TERAMO

Scampata alle coltellate dell’ex: «Non siamo sole, denunciate» 

Giusy Montecchia per mesi è finita tra la vita e la morte dopo essere stata colpita da 14 fendenti. Oggi in Cassazione si discute il ricorso dell’aggressore condannato a sette anni per tentato omicidio

TERAMO. Le storie di cronaca sono spazi difficili da vivere perché quello che prima era diventa altro. Nei giorni infiniti di femminicidi senza tregua, di Codici rossi, leggi più severe e giornate contro la violenza a scandire numeri drammaticamente in salita, ci vuole sempre una faccia, una storia per capire il dopo. Quelle poche volte che la cronaca può raccontarlo.
Giusy Montecchia 40 anni, colpita con 14 coltellate nel febbraio del 2019 sul lungomare di Tortoreto dall’uomo che non voleva lasciarla, rimasta per mesi tra la vita e la morte in una stanza del reparto di rianimazione, sa che niente sarà più come prima. Perché ci vuole tanto coraggio per continuare a muoversi dentro una tragedia rovesciando una potenziale invettiva in un messaggio di aiuto alle altre. E lei lo fa, con forza e determinazione. «Alle donne dico di denunciare, di avere forza perché non si è mai sole» dice questa donna che ha imparato sulla propria pelle che queste tragedie non possono mai essere questioni private.

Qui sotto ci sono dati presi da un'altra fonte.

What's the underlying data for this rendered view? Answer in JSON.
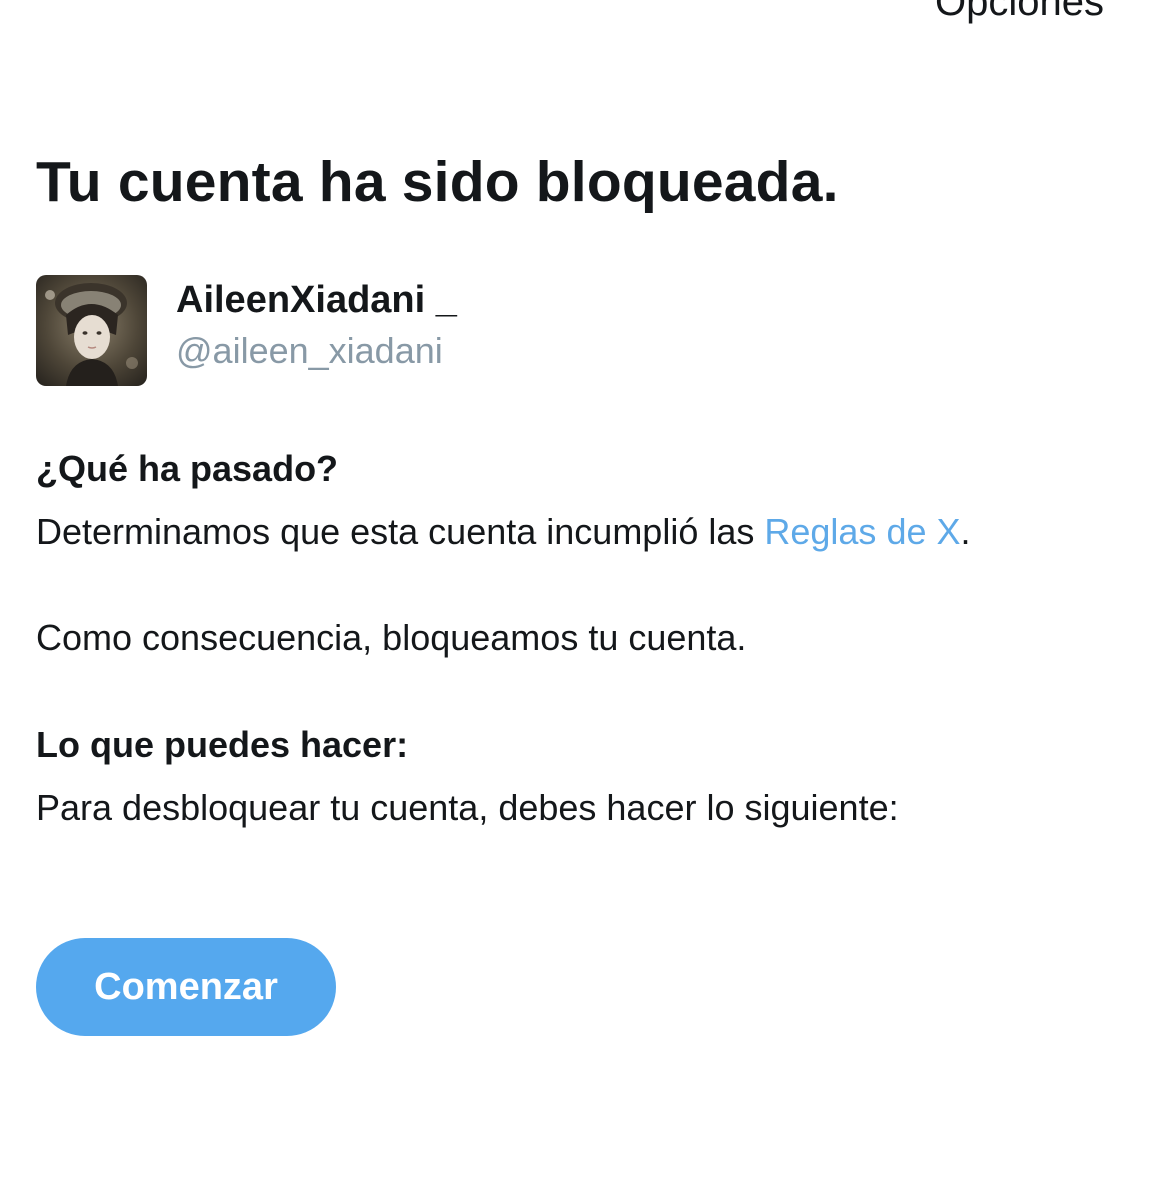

«Ogni volta che c’è un anniversario, che si celebra la giornata contro la violenza sulle donne», continua, «è come se vivessi su di me le storie delle altre donne, come se sentissi tutto il male delle altre. E per questo a tutte loro dico di non arrendersi mai e di parlare perché comunque vadano le cose non si resta mai sole. Di non tralasciare nessuna percezione, anche piccola. Ecco in questi anni io non mi sono mai sentita sola. Ho avuto una rete di sostegni e di aiuti rivelatisi fondamentali per tornare a sperare in quel futuro in cui oggi credo».

E Giusy sa che oggi può riprendersi la vita con il suo sorriso e la sua forza. Quelli che, nonostante tutto, nessuno potrà mai toglierle. Nemmeno quelle 14 coltellate sferrate una mattina di febbraio del 2019 da chi diceva di amarla e di non poter vivere senza di lei. «Non mi sarei mai aspettata che potesse accadermi una cosa del genere, che lui potesse fare una cosa come questa. Era una persona incapace di uccidere anche una formica. Mai lo avrei immaginato con un coltello in mano» aggiunge a testimoniare con forza che in questa Italia in cui ogni tre giorni una donna viene ammazzata è capitato a lei, può capitare a tutte.

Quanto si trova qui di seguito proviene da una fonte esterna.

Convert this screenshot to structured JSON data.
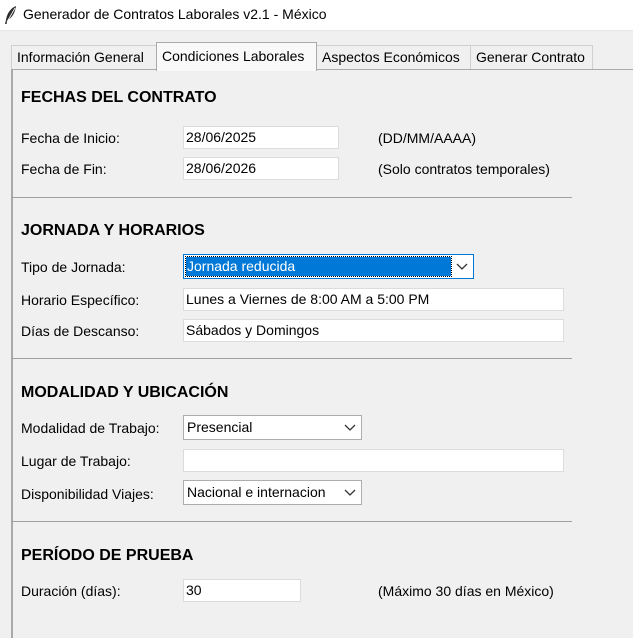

E se nella vita le coincidenze hanno un peso allora c’è da dire che mai come in questo caso contano. Perché proprio oggi, giornata internazionale contro la violenza sulle donne, in Cassazione si discute il ricorso presentato da Fabiano Cistola, il 38enne operaio di Corropoli, che quella mattina di tre anni fa cercò di uccidere Giusy . A gennaio i giudici di secondo grado (collegio presieduto da Gabriella Tascone, a latere Alessandra Grilli) al termine di una lunga camera di consiglio hanno ridotto la pena da dieci a sette dopo che il sostituto procuratore generale Carlo Paolella aveva chiesto la conferma della condanna di primo grado arrivata al termine di un rito abbreviato svolto davanti al gup Roberto Veneziano.

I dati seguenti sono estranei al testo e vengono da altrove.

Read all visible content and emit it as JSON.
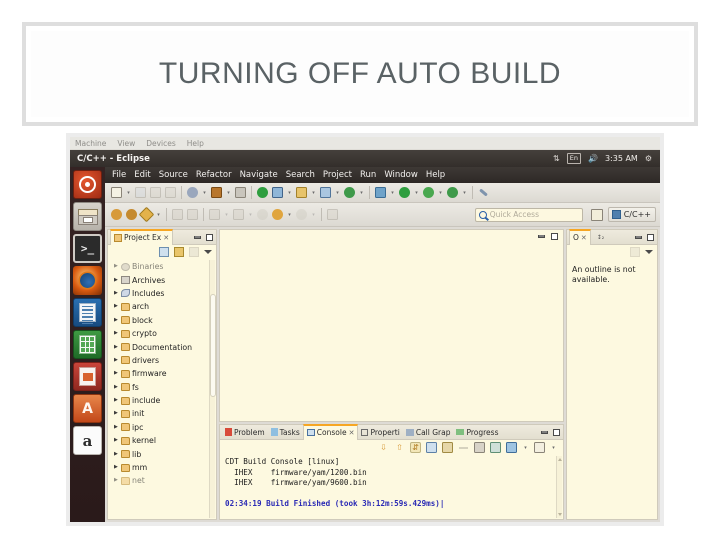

L’imputato è difeso dagli avvocati Gennaro Lettieri e Claudio Iaconi, la parte offesa che si è costituita parte civile è assistita dall’avvocato Florindo Tribotti.
Cistola, secondo lo psichiatra forense Stefano Ferracuti incaricato dalla Corte d’appello di fare una nuova perizia e che lo ha più volte incontrato nella comunità protetta dove l’uomo si trova agli arresti domiciliari, è stato ritenuto capace di intendere e di volere, anche al momento dei fatti. La nuova perizia era stata disposta dalla Corte d’appello in accoglimento della richiesta fatta dai difensori.